個人的にも、翻訳や通訳の根幹には学校における英語教育があると考えています。
大会での英語の教育そのものについての発表といえば、広島大学大学院で英語教育について研究していらっしゃる守田智裕さんのご発表内容が素晴らしかったです。英語を教える際に英文の和訳をハンドアウトすることがありますが、どのような生徒に向けたものか、どのようなねらいのものかで、先生の訳し方が変わるというものです。先生らしく工夫のこらされたプレゼンで、猫についてのスライドもあったので、ご自身のご承諾をいただき、ここに掲載させていただきます。掲載のためにわざわざスライドに手直しをしてくださいました。スライドが示すのは、用いる言語によって認知のしかた(どこから見るか)が異なるというものです。このような面白い、親しみやすい工夫はとても大切で、この猫の描かれたスライドだけでも、読者の皆様にとって英語や英語教育、通訳、翻訳というものが身近に感じられたのではないでしょうか。

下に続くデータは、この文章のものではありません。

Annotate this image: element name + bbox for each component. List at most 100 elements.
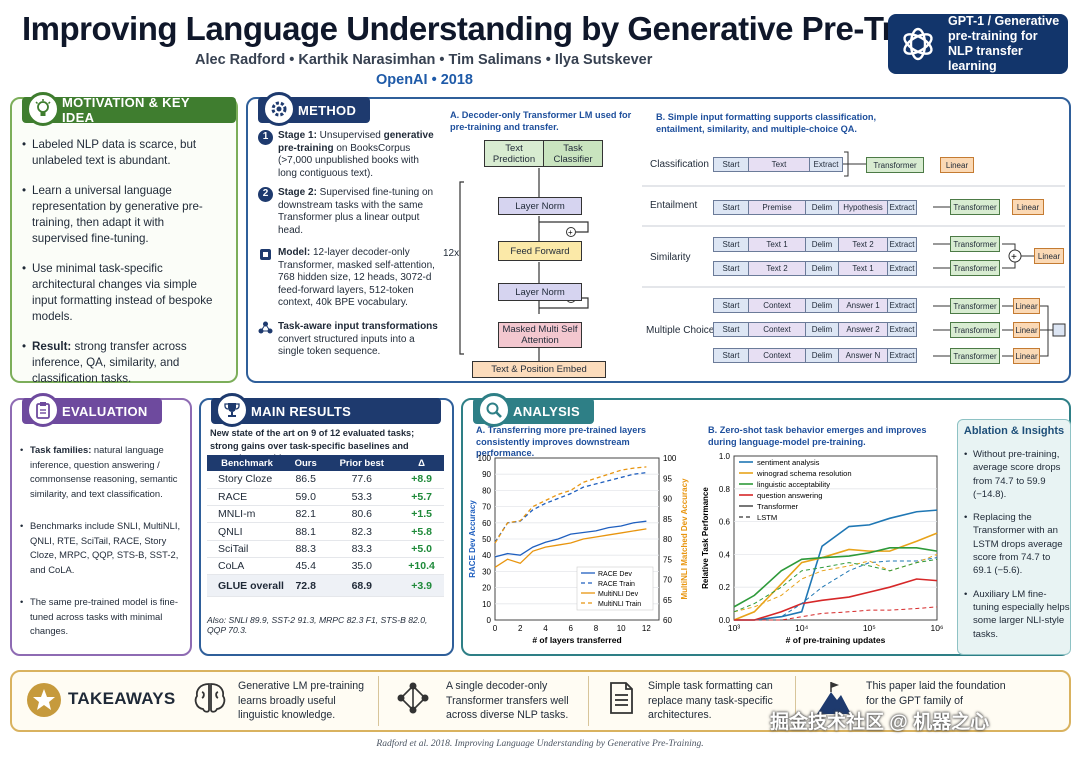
token-extract: Extract xyxy=(887,298,917,313)
token-start: Start xyxy=(713,237,749,252)
y-tick-label: 80 xyxy=(482,486,491,495)
mc-row-3: Start Context Delim Answer N Extract xyxy=(713,348,917,363)
x-tick-label: 6 xyxy=(568,624,573,633)
motivation-header: MOTIVATION & KEY IDEA xyxy=(22,92,236,126)
y-tick-label: 0 xyxy=(487,616,492,625)
mc-transformer-2: Transformer xyxy=(950,322,1000,338)
y-tick-label: 0.6 xyxy=(719,518,731,527)
token-delim: Delim xyxy=(805,322,839,337)
series-line xyxy=(494,466,647,544)
cell: 88.1 xyxy=(287,522,325,541)
takeaway-divider xyxy=(378,676,379,726)
col-ours: Ours xyxy=(287,455,325,471)
x-axis-label: # of pre-training updates xyxy=(786,635,886,645)
token-extract: Extract xyxy=(887,200,917,215)
classification-label: Classification xyxy=(650,159,709,170)
task-transform: Task-aware input transformations convert… xyxy=(258,321,440,359)
cell: RACE xyxy=(207,488,287,507)
stage-2-text: Supervised fine-tuning on downstream tas… xyxy=(278,187,434,236)
token-hypothesis: Hypothesis xyxy=(838,200,888,215)
token-text1: Text 1 xyxy=(838,261,888,276)
zero-shot-chart: 0.0 0.2 0.4 0.6 0.8 1.0 10³ 10⁴ 10⁵ 10⁶ # of pre-t… xyxy=(701,452,943,645)
method-header: METHOD xyxy=(258,92,371,126)
token-start: Start xyxy=(713,348,749,363)
text-prediction-block: Text Prediction xyxy=(484,140,544,167)
mc-row-2: Start Context Delim Answer 2 Extract xyxy=(713,322,917,337)
token-context: Context xyxy=(748,348,806,363)
mc-transformer-1: Transformer xyxy=(950,298,1000,314)
ablation-item: Without pre-training, average score drop… xyxy=(964,448,1070,501)
token-text1: Text 1 xyxy=(748,237,806,252)
stage-2: 2 Stage 2: Supervised fine-tuning on dow… xyxy=(258,187,440,237)
author-list: Alec Radford • Karthik Narasimhan • Tim … xyxy=(195,52,653,68)
chip-icon xyxy=(260,249,271,260)
token-delim: Delim xyxy=(805,200,839,215)
cell: 82.3 xyxy=(324,522,400,541)
cell: 80.6 xyxy=(324,505,400,524)
gear-icon xyxy=(262,92,296,126)
multiple-choice-label: Multiple Choice xyxy=(646,325,715,336)
motivation-bullet: Use minimal task-specific architectural … xyxy=(22,261,222,325)
layers-transferred-chart: 0102030405060708090100606570758085909510… xyxy=(468,454,689,645)
method-panel: METHOD xyxy=(246,92,1071,383)
method-heading: METHOD xyxy=(298,102,357,118)
footer-citation: Radford et al. 2018. Improving Language … xyxy=(376,739,704,749)
task-classifier-block: Task Classifier xyxy=(543,140,603,167)
embed-block: Text & Position Embed xyxy=(472,361,606,378)
table-row: RACE 59.0 53.3 +5.7 xyxy=(207,488,444,507)
formatting-diagram: + xyxy=(642,151,1066,357)
x-tick-label: 10⁴ xyxy=(795,623,808,633)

(スライド提供:広島大学大学院教育学研究科 博士課程前期2年 守田智裕さん)

まとめ 

翻訳と通訳、どちらの立場でも、言語方向にかかわらず、正しい情報を、正しい言葉で伝達するというのは共通することではないでしょうか。
書くこと、話すこと、似て非なるものですが、いずれも、とても大切なものを扱っていると思います。
異なる言語間で意志の伝達をするのは不可欠なことであり、異文化を結ぶことができるのもやはり言葉です。だから外国語を学ばねばならないとずっと思ってきましたが、最近、不思議な体験をしました。
親戚の幼児と接したとき、英語、日本語という観念がまだないのを感じたのです。まだ文字が読めないというのもあるのでしょうが、英語は外国語だから分からないという先入観のない小さい子どもにたいして、異質なもの、という感じを与えないことが大切だと思います。自分はバイリンガルでも児童心理の専門家でもありませんが、子どもと一緒に英語を目にしたときに大人がどのような反応や働きかけをしたらよいのか、ということを考えるきっかけとなりました。そしてまた、言葉以外にも、人と人との意思疎通を可能にする(または人に何かを伝え認識させる)ものがあるのではないかということを教えられました。それはひょっとしたら、子どもが認識しているような何かのイメージなのかもしれません。
 
 皆様の通訳研究・翻訳研究の積み重ねが、いつか、最近生まれたばかりの世代のみんなの役に立ち、さらに継承されていくことになるでしょう。
 翻訳に関連しつつも英語そのものの教育について研究をされている方による発表もみられたように、これから日本通訳翻訳学会で扱われていく内容は広がり、より総合的になっていくことも考えられますが、設立の趣旨と歴代の会長の皆様が取り組んでこられた内容を忘れずに、皆様の知恵と創意工夫を合わせて、ますます発展していかれることを心から願っています。